Most of the reported data on the effectiveness of NFP is based on perfect use. The complexity and diligence required by many NFP methods make them unrealistic and untenable for many persons. With typical use, up to 25 percent of women using NFP will become pregnant within the first year,1 which is higher than the rate of pregnancy for typical users of condoms (18 percent).4 As an example of the difference between perfect and typical use, withdrawal has an unintended pregnancy rate of 4 percent with perfect use, but a 22 percent rate with typical use.5 Although this is far lower than the pregnancy rate when no contraceptive method is used (85 percent), it is hard to argue that withdrawal is effective in comparison with most non-NFP options. Of the NFP methods, only lactational amenorrhea has been acknowledged as highly effective. However, this method is limited to women who are exclusively breastfeeding, are less than six months postpartum, and have amenorrhea.6
The consequences of unintended pregnancy on a person's health and well-being are important considerations for contraceptive counseling. Women who have medical conditions for which pregnancy would create an unacceptable health risk should be advised that NFP may not be appropriate for them. In most cases, methods with solid evidence and more effectiveness with typical use are preferred.7
When choosing a contraceptive method, couples must consider many factors with the guidance of their physician. These include the acceptability of the method, safety, potential adverse effects, accessibility, cost, and potential comorbid medical conditions that may influence their selection. Because contraceptive technology has advanced to the point that many safe, affordable, readily accessible, and highly effective options are available for persons with a variety of needs and comorbidities, NFP should be considered only as a second-line choice when more effective methods are not acceptable.

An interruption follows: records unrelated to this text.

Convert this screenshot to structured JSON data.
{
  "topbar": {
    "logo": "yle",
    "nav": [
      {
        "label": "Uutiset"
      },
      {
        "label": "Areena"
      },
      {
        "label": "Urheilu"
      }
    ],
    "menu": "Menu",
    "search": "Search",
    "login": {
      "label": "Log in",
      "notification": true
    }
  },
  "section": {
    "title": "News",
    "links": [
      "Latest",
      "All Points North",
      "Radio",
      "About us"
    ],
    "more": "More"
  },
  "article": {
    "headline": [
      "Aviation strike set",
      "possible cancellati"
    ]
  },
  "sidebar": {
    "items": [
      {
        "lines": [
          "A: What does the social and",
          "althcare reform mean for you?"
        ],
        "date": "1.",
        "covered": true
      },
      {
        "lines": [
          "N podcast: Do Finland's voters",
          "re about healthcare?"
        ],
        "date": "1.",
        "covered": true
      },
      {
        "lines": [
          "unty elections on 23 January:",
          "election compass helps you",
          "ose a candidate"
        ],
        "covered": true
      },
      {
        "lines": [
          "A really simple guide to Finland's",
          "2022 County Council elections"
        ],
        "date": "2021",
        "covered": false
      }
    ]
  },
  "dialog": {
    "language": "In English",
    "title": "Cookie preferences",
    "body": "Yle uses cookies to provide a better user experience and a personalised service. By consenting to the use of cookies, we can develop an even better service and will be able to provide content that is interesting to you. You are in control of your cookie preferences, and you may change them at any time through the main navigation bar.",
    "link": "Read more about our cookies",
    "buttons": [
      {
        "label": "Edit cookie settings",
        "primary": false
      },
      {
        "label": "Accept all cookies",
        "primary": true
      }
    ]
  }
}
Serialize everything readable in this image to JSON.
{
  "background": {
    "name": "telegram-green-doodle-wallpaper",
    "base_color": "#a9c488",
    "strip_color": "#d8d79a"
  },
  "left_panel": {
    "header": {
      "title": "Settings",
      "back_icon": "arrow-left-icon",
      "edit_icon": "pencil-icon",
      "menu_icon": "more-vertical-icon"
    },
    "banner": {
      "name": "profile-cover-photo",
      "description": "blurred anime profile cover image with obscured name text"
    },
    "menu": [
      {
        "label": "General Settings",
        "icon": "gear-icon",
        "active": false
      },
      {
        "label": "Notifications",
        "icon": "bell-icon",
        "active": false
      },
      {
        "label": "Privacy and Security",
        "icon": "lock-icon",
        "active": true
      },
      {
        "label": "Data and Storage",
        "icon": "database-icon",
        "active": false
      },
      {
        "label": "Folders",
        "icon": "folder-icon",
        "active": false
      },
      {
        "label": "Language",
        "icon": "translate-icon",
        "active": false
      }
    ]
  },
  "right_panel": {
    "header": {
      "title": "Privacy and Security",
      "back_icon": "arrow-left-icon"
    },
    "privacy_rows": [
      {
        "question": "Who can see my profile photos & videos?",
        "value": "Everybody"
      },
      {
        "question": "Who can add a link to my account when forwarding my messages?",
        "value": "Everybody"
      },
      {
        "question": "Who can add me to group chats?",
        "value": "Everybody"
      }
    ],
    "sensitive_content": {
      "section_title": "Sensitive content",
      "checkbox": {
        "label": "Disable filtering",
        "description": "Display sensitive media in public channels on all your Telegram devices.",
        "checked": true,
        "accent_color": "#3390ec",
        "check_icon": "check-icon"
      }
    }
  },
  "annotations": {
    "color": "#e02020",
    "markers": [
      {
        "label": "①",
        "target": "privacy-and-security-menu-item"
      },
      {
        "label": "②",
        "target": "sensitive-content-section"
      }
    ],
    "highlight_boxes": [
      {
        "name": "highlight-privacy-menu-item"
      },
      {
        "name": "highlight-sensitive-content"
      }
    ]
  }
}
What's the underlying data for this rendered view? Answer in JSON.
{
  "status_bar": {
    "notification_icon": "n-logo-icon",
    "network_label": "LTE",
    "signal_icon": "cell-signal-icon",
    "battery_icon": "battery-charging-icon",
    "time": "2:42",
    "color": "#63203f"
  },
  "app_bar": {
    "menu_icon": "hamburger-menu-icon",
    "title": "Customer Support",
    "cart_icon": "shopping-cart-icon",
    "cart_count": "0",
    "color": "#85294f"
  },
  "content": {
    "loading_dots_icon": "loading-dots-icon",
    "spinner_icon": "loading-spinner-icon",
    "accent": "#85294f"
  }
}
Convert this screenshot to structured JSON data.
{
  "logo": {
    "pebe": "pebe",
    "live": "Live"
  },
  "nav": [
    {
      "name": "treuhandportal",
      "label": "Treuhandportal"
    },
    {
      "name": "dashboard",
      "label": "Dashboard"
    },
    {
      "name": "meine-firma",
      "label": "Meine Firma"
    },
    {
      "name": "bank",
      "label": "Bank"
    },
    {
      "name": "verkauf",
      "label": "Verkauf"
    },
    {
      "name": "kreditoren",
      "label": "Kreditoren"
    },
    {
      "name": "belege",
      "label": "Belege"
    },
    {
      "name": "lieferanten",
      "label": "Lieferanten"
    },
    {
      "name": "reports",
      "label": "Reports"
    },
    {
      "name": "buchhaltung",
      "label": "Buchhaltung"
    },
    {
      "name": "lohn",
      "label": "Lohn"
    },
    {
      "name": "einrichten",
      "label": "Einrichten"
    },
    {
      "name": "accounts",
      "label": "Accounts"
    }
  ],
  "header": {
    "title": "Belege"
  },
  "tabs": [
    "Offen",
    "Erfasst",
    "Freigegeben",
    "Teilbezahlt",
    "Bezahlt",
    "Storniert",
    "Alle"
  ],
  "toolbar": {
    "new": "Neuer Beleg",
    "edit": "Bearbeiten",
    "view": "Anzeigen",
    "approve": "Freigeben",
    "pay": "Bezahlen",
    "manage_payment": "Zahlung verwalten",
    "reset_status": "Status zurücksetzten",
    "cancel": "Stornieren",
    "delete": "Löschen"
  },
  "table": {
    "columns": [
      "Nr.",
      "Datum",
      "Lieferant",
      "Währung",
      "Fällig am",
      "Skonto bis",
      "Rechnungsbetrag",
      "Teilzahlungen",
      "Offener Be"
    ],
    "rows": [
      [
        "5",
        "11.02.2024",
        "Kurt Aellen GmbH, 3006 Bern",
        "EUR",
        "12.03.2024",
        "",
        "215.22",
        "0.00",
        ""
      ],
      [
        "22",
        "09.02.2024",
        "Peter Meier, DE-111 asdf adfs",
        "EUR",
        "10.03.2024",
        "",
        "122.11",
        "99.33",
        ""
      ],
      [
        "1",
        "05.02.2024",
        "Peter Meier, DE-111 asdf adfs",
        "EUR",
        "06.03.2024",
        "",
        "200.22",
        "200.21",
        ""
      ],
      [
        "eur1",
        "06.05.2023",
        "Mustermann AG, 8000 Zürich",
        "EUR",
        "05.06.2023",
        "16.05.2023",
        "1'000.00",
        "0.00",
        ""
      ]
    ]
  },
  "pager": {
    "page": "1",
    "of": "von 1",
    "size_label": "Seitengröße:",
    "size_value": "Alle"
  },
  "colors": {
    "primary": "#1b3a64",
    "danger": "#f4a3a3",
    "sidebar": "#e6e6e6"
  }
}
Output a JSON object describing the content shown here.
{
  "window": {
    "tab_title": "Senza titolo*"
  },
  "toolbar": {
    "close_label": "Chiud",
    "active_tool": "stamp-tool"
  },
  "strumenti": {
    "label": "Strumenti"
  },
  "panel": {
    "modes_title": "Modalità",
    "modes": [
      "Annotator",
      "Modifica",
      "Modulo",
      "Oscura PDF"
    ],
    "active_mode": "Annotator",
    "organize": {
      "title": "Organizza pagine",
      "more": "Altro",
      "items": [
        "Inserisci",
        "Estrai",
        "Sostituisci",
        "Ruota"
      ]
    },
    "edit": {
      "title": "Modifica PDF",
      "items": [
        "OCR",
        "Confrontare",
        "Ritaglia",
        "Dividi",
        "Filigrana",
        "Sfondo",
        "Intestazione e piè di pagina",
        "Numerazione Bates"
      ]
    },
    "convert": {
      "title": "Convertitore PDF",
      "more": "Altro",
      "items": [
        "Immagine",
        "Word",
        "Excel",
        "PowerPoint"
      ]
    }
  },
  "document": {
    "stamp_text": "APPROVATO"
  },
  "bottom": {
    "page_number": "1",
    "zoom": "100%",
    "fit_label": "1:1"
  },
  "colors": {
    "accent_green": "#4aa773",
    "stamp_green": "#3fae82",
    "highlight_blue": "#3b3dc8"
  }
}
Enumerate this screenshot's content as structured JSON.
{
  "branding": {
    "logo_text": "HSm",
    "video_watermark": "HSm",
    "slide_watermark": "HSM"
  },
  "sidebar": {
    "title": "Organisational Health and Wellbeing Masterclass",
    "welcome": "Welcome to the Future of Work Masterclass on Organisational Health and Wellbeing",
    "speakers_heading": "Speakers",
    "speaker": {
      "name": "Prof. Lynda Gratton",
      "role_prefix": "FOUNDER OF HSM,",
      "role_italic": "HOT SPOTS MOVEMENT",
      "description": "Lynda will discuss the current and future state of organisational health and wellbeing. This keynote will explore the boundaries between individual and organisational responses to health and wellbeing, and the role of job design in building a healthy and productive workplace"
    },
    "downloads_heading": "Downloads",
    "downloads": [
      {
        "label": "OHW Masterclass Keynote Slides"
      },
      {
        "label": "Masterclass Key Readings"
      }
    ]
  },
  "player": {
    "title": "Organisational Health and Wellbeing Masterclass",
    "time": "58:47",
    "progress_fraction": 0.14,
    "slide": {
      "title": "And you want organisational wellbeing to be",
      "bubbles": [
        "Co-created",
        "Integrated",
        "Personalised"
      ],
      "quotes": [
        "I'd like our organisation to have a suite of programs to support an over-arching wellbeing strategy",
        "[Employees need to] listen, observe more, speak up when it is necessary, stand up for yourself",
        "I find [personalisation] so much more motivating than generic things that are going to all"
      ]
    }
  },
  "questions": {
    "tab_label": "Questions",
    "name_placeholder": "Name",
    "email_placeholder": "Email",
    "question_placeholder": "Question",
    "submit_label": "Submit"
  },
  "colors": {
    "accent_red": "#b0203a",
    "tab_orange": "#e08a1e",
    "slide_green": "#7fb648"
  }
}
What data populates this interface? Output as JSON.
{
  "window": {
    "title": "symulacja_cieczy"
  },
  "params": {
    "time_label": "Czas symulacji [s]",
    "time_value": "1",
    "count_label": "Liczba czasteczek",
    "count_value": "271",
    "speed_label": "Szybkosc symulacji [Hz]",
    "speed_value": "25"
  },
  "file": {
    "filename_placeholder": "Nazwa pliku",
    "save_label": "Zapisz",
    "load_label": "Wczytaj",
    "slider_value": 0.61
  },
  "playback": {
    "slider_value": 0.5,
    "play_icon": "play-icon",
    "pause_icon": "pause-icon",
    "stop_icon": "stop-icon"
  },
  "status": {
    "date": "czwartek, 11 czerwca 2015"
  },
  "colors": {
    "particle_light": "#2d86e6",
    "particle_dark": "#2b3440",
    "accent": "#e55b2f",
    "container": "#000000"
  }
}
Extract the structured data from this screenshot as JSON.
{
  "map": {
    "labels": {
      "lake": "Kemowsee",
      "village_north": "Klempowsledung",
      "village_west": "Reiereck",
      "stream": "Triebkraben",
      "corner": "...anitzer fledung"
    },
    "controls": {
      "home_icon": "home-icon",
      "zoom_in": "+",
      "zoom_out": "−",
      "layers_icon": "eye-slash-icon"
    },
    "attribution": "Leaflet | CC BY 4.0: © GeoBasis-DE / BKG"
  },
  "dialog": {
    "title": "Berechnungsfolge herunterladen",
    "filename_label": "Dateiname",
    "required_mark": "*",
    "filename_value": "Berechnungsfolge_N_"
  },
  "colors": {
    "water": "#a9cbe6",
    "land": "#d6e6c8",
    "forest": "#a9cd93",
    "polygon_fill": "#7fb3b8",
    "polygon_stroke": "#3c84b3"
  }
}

1. Smoley BA, Robinson CM. Natural family planning. Am Fam Physician. 2012;86(10):924–928.
2. Sonfield A, Kost K, Gold RB, Finer LB. The public costs of births resulting from unintended pregnancies: national and state-level estimates. Perspect Sex Reprod Health. 2011;43(2):94–102.
3. Monea E, Thomas A. The high cost of unintended pregnancy. http://www.brookings.edu/research/papers/2011/07/unintended-pregnancy-thomasmonea. Accessed May 28, 2012.
4. Trussel J. Contraceptive failure in the United States. Contraception. 2011;83(5):397–404.
5. Trussell J. Contraceptive efficacy. In Hatcher RA, Trussell J, Nelson AL, Cates W Jr, Stewart FH, Kowal D. Contraceptive Technology. 19th rev. ed. New York, NY: Ardent Media; 2007:747–756.
6. Kennedy KI, Rivera R, McNeilly AS. Consensus statement on the use of breastfeeding as a family planning method. Contraception. 1989;39(5):477–496.
7. Centers for Disease Control and Prevention (CDC). U.S. medical eligibility criteria for contraceptive use, 2010. MMWR Recomm Rep. 2010;59(RR-4):1–86.